The reason for this post was because I had some questions regarding a situation where your USB or SD memory card would die while running the ESXi hypervisor. What would happen next? How can you monitor this and how to recover from this situation?
Since I started using ESX in 2009, a lot of things have changed, including the storage devices that were used to install ESX(i) on. This post is dedicated to these storage devices and how this affects availability and manageability.
In my opinion, before software-defined compute, networking and storage was a hot-topic, a traditional physical server used for virtualization usually consumed two physical drives in a RAID-1 configuration, where you would deploy ESX(i) and had a lot of spare capacity since ESX only used about 2 GB (versus 150 MB for ESXi), the spare capacity is automatically used for creating a VMFS datastore. A storage array was used for VM placement (no fancy VSAN back then!).
This approach will cost you at least two physical drives (since you don’t want a failed disk to have impact on your running system) and a storage controller, which will require power, cooling and maintenance.
As ESX(i) evolved, reasons for deploying on local, physical disks were becoming less and less. Booting from SAN (iSCSI and FC), PXE (AutoDeploy), USB or SD cards are extra ways of booting your ESXi hosts and could result in cost reduction. Personally, I have no experience with booting ESXi from a SAN, but I do have experience with booting from local SAS disks, USB sticks and SD memory cards.
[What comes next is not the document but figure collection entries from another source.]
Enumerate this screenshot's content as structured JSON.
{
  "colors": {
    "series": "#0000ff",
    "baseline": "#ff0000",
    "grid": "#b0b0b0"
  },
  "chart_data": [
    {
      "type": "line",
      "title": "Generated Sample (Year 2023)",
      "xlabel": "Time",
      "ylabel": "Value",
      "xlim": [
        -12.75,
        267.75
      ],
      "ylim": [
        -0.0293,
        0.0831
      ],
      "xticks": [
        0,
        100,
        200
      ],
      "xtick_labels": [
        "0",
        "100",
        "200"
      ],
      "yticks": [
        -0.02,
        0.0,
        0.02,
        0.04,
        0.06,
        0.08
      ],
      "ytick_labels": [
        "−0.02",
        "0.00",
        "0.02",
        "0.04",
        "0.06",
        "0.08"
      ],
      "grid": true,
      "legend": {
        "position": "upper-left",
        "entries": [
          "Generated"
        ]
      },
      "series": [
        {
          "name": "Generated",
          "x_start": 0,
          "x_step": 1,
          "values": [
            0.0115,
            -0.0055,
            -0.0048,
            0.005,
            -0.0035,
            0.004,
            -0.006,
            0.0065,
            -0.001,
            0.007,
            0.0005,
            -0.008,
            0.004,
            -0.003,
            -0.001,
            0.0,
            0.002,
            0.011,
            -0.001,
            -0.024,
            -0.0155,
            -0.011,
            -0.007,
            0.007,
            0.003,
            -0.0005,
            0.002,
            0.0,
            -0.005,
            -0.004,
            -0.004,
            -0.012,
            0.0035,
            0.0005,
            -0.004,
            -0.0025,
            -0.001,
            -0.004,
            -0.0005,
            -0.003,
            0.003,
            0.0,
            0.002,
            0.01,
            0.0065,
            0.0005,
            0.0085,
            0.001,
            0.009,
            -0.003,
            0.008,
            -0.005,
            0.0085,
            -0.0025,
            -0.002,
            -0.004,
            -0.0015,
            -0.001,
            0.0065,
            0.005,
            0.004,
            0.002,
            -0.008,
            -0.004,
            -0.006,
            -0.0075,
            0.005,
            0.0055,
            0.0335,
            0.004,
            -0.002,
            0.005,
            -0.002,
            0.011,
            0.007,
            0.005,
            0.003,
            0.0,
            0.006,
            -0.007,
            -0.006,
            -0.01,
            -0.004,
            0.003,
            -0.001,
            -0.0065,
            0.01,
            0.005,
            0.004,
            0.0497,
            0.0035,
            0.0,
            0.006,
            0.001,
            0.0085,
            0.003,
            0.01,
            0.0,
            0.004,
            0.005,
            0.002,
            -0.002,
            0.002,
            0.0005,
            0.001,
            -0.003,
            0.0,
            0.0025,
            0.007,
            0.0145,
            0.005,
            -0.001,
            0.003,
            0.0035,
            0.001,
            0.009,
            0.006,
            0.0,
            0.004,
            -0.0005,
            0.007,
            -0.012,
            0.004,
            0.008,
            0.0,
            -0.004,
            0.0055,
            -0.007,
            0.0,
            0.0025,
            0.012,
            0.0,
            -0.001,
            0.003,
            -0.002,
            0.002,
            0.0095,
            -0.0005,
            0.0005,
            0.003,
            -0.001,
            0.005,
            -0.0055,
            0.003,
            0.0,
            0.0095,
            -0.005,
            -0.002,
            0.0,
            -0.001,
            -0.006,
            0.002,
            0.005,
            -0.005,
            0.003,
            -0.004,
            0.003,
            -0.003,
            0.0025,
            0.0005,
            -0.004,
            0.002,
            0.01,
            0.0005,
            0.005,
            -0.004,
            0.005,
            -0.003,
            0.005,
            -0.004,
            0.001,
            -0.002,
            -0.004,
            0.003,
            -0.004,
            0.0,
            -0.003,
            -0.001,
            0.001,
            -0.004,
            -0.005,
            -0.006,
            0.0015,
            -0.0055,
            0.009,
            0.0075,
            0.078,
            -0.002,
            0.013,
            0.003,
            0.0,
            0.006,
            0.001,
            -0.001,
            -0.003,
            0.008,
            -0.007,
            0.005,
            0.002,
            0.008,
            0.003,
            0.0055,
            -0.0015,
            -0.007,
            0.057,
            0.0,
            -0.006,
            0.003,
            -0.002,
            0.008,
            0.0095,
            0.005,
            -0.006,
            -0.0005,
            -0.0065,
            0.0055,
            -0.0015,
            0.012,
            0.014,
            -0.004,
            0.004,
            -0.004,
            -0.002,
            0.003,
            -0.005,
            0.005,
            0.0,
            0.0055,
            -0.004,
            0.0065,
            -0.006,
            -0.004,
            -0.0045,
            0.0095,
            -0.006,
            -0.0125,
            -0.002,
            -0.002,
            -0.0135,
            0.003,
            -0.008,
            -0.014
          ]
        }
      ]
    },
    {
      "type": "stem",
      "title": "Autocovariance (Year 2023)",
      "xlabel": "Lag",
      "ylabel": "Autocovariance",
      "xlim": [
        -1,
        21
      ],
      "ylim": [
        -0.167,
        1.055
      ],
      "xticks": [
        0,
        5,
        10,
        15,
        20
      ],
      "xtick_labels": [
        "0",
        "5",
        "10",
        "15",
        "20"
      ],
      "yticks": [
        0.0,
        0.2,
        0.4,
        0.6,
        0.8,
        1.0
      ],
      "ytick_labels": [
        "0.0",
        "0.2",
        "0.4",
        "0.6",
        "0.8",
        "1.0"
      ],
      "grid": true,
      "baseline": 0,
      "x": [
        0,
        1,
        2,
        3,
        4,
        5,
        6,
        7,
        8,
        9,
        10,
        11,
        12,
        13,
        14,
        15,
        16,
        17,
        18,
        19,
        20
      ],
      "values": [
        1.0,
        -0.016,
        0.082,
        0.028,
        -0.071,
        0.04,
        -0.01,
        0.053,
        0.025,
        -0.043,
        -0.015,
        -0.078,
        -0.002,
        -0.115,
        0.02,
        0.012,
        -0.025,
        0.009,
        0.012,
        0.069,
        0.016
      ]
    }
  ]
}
To get back to the original question, what happens when your ESXi boot device dies? Simply: nothing! The OS is loaded into memory while booting, preventing impact on your ESXi host when the boot device fails. When you would reboot the host, obviously, it has no working boot device so the host will fail to boot.
When this happens, you should replace the boot device as soon as possible by migrating any running VMs off the ESXi host and putting it into maintenance mode. Your ESXi host needs to be shut down to be able to replace the faulty device and afterwards you need to redeploy your ESXi host (by using an ISO file, bootable USB device or AutoDeploy).
But how would you know if the device has failed? When using spinning disks in your ESXi host, the devices will appear as disk devices in ESXi and will be monitored by ESXi, so a failed disk device would trigger a warning or critical state on your host. When using removable disk devices, there is no local VMFS volume that is being monitored. I always wondered how to monitor these devices, as they are not actively used anymore after ESXi has been loaded to RAM.
Recently, one of the SD cards in an ESXi host died and my question was answered. It is indeed monitored by ESXi and if you are using monitoring tools like HP SIM, it also reports a defective boot device. See screenshots below.
To sum everything up, using removable media to install ESXi on is perfectly fine and purchasing expensive spinning disks, which consume more power and require more maintenance in my opinion, is unnecessary. Are you having different experiences with using removable media or spinning disks? Let me know so I can update this post accordingly.
Thanks for reading!